After graduating in Timisoara with an engineering degree (and witnessing the outbreak of the revolution that led to the fall of the dictatorship as a university student in December 1989), Iván moved in 1992 to Hungary, where he studied journalism and then began his career as a foreign policy journalist at Magyar Nemzet daily. When the newspaper became one of the mouthpieces of power, he continued his work for the then-liberal Magyar Hírlap, where he headed first the foreign policy and then the op-ed column.

During his years here, for his work, his stand for democracy and against all forms of repression, in 2005 he was awarded the Midas and Otto von Habsburg Prize for Journalism in Minority Protection and Cultural Diversity in Europe.

When Magyar Hírlap became a party-political tool after a change of ownership, Iván decided to change again and between 2007 and 2010 he became an editor of the daily news programmes of the Hungarian public radio.

Another change came after Fidesz’s 2010 election victory, when it became clear what role the party, which has been in power ever since, assigned for the public media. After a short time at origo.hu and Figyelő weekly, Iván Zsolt Nagy joined the editorial office of hvg.hu in 2012.

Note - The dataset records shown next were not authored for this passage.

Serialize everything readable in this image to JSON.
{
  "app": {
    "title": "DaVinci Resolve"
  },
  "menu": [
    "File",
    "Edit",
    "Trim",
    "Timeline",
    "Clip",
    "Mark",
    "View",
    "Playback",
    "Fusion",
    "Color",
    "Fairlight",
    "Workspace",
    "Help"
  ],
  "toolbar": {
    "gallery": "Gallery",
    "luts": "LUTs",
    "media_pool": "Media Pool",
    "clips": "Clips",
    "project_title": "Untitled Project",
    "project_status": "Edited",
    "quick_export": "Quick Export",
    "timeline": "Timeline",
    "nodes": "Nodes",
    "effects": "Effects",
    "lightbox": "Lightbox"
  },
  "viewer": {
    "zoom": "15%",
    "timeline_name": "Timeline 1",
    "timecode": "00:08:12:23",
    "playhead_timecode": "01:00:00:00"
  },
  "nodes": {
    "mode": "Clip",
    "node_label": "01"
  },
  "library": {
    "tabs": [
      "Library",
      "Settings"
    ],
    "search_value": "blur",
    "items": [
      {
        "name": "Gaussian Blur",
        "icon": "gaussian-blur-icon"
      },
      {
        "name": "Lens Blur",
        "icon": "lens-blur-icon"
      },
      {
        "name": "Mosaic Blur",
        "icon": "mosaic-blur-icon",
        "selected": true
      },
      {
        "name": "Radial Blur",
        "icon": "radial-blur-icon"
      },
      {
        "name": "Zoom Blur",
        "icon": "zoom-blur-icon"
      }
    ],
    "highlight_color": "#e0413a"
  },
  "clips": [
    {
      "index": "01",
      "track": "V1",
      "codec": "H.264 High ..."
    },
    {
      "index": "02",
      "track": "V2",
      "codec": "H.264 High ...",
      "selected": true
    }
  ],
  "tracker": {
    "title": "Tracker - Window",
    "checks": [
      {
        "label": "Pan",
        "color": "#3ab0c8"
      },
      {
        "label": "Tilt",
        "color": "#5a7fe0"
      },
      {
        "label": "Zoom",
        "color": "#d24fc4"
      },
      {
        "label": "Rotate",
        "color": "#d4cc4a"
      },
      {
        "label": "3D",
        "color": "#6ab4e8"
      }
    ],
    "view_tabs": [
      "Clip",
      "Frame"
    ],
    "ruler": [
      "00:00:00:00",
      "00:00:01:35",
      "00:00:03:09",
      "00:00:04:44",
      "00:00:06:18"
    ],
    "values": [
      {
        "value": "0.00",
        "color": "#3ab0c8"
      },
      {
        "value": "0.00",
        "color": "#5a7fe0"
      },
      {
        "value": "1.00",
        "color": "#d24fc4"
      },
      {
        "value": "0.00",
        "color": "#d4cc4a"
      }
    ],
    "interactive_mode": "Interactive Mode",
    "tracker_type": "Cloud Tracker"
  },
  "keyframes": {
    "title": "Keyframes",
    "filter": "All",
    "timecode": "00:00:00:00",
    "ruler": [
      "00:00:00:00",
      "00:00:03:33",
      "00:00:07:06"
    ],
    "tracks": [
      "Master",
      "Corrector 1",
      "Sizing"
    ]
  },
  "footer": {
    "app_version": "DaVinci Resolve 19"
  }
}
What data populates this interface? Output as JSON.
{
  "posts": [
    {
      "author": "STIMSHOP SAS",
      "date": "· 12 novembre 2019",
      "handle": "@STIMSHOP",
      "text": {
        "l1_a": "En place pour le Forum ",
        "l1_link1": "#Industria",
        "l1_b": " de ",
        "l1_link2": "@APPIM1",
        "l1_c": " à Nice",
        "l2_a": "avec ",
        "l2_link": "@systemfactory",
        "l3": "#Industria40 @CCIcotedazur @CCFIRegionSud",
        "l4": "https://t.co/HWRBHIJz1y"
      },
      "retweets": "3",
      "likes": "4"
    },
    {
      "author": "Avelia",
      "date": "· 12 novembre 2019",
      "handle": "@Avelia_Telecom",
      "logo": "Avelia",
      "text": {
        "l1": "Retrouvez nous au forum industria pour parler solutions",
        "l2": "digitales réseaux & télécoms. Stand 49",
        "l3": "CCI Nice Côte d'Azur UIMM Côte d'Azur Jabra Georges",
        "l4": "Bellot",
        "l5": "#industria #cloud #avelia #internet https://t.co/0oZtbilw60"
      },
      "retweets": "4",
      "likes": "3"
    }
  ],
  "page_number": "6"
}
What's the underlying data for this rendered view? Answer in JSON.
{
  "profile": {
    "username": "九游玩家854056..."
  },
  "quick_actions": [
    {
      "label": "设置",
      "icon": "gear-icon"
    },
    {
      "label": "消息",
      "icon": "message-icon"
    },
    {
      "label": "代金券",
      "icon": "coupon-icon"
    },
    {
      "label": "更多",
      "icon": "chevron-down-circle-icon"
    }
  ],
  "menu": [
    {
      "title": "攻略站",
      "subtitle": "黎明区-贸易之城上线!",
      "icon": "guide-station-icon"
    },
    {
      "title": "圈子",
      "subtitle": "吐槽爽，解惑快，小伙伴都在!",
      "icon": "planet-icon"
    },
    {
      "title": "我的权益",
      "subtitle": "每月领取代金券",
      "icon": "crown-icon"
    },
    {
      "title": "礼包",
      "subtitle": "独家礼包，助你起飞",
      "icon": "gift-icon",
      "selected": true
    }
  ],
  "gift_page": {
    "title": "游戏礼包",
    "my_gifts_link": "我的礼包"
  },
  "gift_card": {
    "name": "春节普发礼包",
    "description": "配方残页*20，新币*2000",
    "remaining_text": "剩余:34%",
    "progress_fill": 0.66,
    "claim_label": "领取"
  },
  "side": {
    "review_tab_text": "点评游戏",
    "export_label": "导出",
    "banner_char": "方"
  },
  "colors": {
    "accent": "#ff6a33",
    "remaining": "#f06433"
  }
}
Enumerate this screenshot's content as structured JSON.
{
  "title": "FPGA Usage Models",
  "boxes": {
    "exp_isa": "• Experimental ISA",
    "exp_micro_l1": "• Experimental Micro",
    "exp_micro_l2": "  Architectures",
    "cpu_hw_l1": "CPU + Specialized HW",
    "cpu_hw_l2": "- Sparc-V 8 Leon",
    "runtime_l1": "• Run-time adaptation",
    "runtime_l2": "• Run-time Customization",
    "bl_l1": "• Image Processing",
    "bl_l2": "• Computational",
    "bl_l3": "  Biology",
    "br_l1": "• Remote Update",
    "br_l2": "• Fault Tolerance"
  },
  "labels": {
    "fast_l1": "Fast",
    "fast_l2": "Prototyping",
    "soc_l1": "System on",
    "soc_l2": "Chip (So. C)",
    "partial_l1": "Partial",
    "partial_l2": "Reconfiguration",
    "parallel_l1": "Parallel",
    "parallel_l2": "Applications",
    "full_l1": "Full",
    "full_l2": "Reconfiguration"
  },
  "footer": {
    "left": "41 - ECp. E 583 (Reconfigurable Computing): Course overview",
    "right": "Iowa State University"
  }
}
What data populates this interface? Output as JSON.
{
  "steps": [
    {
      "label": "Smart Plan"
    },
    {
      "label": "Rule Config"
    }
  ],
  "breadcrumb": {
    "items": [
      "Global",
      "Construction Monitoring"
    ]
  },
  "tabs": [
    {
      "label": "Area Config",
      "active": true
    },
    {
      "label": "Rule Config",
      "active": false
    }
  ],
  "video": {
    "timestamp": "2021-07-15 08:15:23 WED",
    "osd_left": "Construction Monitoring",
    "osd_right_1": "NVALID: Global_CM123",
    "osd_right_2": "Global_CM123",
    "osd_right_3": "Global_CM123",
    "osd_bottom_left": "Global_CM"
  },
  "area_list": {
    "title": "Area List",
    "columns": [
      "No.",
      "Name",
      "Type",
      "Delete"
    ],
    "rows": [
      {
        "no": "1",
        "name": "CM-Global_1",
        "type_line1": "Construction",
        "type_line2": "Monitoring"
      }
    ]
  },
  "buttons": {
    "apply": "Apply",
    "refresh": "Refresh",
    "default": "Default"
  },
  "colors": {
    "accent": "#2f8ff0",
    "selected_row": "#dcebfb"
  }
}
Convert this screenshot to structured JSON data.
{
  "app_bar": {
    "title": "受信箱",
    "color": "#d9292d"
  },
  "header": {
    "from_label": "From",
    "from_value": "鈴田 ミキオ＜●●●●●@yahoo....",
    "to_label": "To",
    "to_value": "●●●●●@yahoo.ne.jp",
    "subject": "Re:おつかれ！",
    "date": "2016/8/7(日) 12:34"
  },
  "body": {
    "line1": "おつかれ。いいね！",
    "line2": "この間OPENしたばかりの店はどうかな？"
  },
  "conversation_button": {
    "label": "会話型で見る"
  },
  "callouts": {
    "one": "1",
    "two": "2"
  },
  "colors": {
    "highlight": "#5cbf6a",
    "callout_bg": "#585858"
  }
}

He has been a senior editor, deputy editor-in-chief, and since January 2016, he is the head of the online newspaper, one of the very few remaining independent media outlets in Orbán Viktor’s Hungary. Moreover, since 2019, he has also been the editor-in-chief of Hungary’s first paywalled news magazine, HVG360.

However, his relationship with foreign policy, the representation of European and in particular, Central European thought, has not been severed, as he has made the promotion of the rule of law, the protection of all minorities, the freedom of expression and press and, above all, any action against national or social extremism a priority.